Однако же был и другой, невидимый Пушкин — медленно зревший, не полностью ясный для себя самого. И там было личное тоже, но другая струя, и сливалась она с родовым: с самого юного возраста огромный у Пушкина был интерес к предкам своим, вплетенным в историю, к самой истории с тяжелой ее, неумолимою поступью. Он ехал и думал о Пскове; да и не думал, пожалуй, а чувствовал только свое к нему приближение, чем-то чреватое.

Но все это в Пушкине еще было скрыто. Извне же он был в своих проявлениях быстрый, горячий; для одних неприятный, для других очаровательный. Так и в стихах его пробегал жаркий огонь; так и в этом пути его встречи время от времени загорались яркою вспышкой.

Так было и в Могилеве, куда он приехал под праздник преображения и где заночевал.

Утром сквозь дрему слышал он праздничный звон, и в полусне ему смутно мерещилось, что это Никита ведет его за руку на колокольню Ивана Великого, как не раз это бывало в детстве в Москве. Он упирается и идет неохотно. Он видит в просветы пасхальный народ, набившийся в Кремль. Цветные платки, зипуны колышутся где-то глубоко.

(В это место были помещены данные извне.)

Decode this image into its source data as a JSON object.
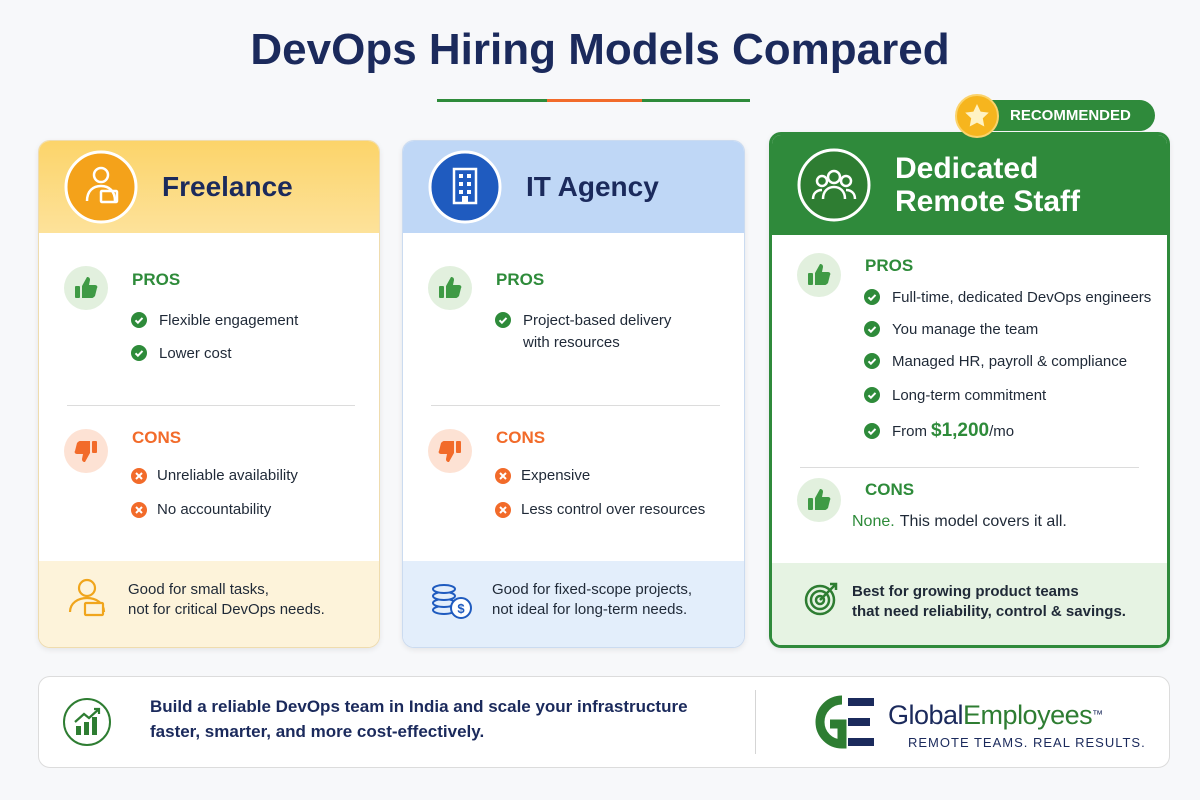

Апрельский сырой ветерок охватывает ноги, а колокол гулко падает сверху. И вдруг рука его выпала из широкой ладони Никиты, ноги скользнули на повороте, он рушится вниз и — просыпается.

Сердце стучит, но этот сон — из повторных тех снов, которые сопутствуют жизни. Порой и во сне знаешь уже, что будет дальше.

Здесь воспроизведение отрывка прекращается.